Un incendie dévastateur a récemment ravagé la région du mont Bou Rebah, entraînant la destruction de quarante hectares de végétation, principalement composée de pins d’Alep et de maquis dense. La situation a nécessité une intervention rapide et coordonnée de plusieurs entités, dont les brigades forestières, la protection civile, la garde nationale et l’armée de l’air, qui ont réussi à maîtriser le sinistre.
Malgré la maîtrise actuelle de l’incendie, les équipes de secours restent sur le qui-vive, conscientes que la vigilance est essentielle dans les massifs forestiers du nord-ouest. Après une lutte acharnée contre les flammes, les opérations se concentrent désormais sur la sécurisation des lisières, tout en maintenant une surveillance environnementale stricte.
Les conditions climatiques et géographiques ont considérablement compliqué les efforts d’extinction.
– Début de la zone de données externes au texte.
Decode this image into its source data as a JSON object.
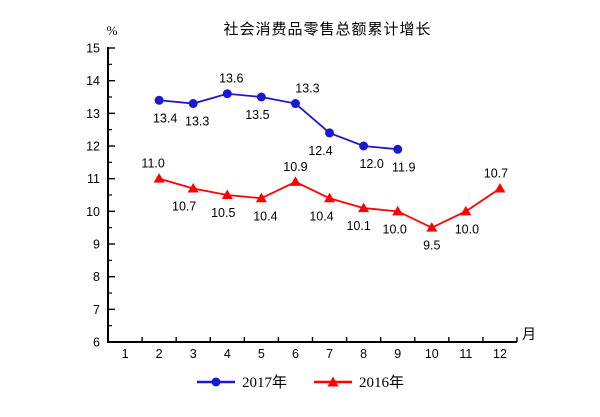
{
  "title": "社会消费品零售总额累计增长",
  "y_axis_unit": "%",
  "x_axis_unit": "月",
  "legend": {
    "items": [
      {
        "label": "2017年",
        "marker": "circle",
        "color": "#1a1acc"
      },
      {
        "label": "2016年",
        "marker": "triangle",
        "color": "#ff0000"
      }
    ]
  },
  "chart_data": {
    "type": "line",
    "title": "社会消费品零售总额累计增长",
    "xlabel": "月",
    "ylabel": "%",
    "categories": [
      "1",
      "2",
      "3",
      "4",
      "5",
      "6",
      "7",
      "8",
      "9",
      "10",
      "11",
      "12"
    ],
    "ylim": [
      6,
      15
    ],
    "y_major_step": 1,
    "y_minor_step": 0.5,
    "grid": false,
    "legend_position": "bottom",
    "axis_color": "#000000",
    "series": [
      {
        "name": "2017年",
        "color": "#1a1acc",
        "marker": "circle",
        "points": [
          {
            "x": 2,
            "y": 13.4,
            "label": "13.4",
            "label_pos": "below",
            "dx": 6
          },
          {
            "x": 3,
            "y": 13.3,
            "label": "13.3",
            "label_pos": "below",
            "dx": 4
          },
          {
            "x": 4,
            "y": 13.6,
            "label": "13.6",
            "label_pos": "above",
            "dx": 4
          },
          {
            "x": 5,
            "y": 13.5,
            "label": "13.5",
            "label_pos": "below",
            "dx": -4
          },
          {
            "x": 6,
            "y": 13.3,
            "label": "13.3",
            "label_pos": "above",
            "dx": 12
          },
          {
            "x": 7,
            "y": 12.4,
            "label": "12.4",
            "label_pos": "below",
            "dx": -9
          },
          {
            "x": 8,
            "y": 12.0,
            "label": "12.0",
            "label_pos": "below",
            "dx": 8
          },
          {
            "x": 9,
            "y": 11.9,
            "label": "11.9",
            "label_pos": "below",
            "dx": 6
          }
        ]
      },
      {
        "name": "2016年",
        "color": "#ff0000",
        "marker": "triangle",
        "points": [
          {
            "x": 2,
            "y": 11.0,
            "label": "11.0",
            "label_pos": "above",
            "dx": -6
          },
          {
            "x": 3,
            "y": 10.7,
            "label": "10.7",
            "label_pos": "below",
            "dx": -9
          },
          {
            "x": 4,
            "y": 10.5,
            "label": "10.5",
            "label_pos": "below",
            "dx": -4
          },
          {
            "x": 5,
            "y": 10.4,
            "label": "10.4",
            "label_pos": "below",
            "dx": 4
          },
          {
            "x": 6,
            "y": 10.9,
            "label": "10.9",
            "label_pos": "above",
            "dx": 0
          },
          {
            "x": 7,
            "y": 10.4,
            "label": "10.4",
            "label_pos": "below",
            "dx": -8
          },
          {
            "x": 8,
            "y": 10.1,
            "label": "10.1",
            "label_pos": "below",
            "dx": -5
          },
          {
            "x": 9,
            "y": 10.0,
            "label": "10.0",
            "label_pos": "below",
            "dx": -3
          },
          {
            "x": 10,
            "y": 9.5,
            "label": "9.5",
            "label_pos": "below",
            "dx": 0
          },
          {
            "x": 11,
            "y": 10.0,
            "label": "10.0",
            "label_pos": "below",
            "dx": 1
          },
          {
            "x": 12,
            "y": 10.7,
            "label": "10.7",
            "label_pos": "above",
            "dx": -4
          }
        ]
      }
    ]
  }
}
Les équipes ont dû faire face à une topographie difficile, marquée par des ravins et des chemins impraticables pour les véhicules d’intervention. De plus, des vents thermiques violents ont alimenté le feu, rendant la tâche des pompiers encore plus périlleuse, avec des risques d’asphyxie pour ceux qui se trouvaient en première ligne.
La collaboration entre les sapeurs-pompiers, la direction des forêts et les forces de la garde nationale a été déterminante pour stopper la progression de l’incendie, qui avait débuté sur les hauteurs de la délégation de Oued Meliz. Les populations locales et les unités aériennes de l’armée ont également joué un rôle crucial dans la lutte contre les sautes de feu.
À présent, les équipes s’attaquent à la phase de refroidissement, visant à éteindre les fumerolles et à traiter les souches incandescentes enfouies sous les débris forestiers. Bien que le danger immédiat semble écarté, un dispositif de surveillance renforcé demeure en place sur les flancs du mont Bou Rebah. Des patrouilles de la garde nationale et des gardes-forestiers surveillent la zone pour détecter toute variation thermique et prévenir la réapparition de foyers secondaires, protégeant ainsi ce précieux patrimoine écologique.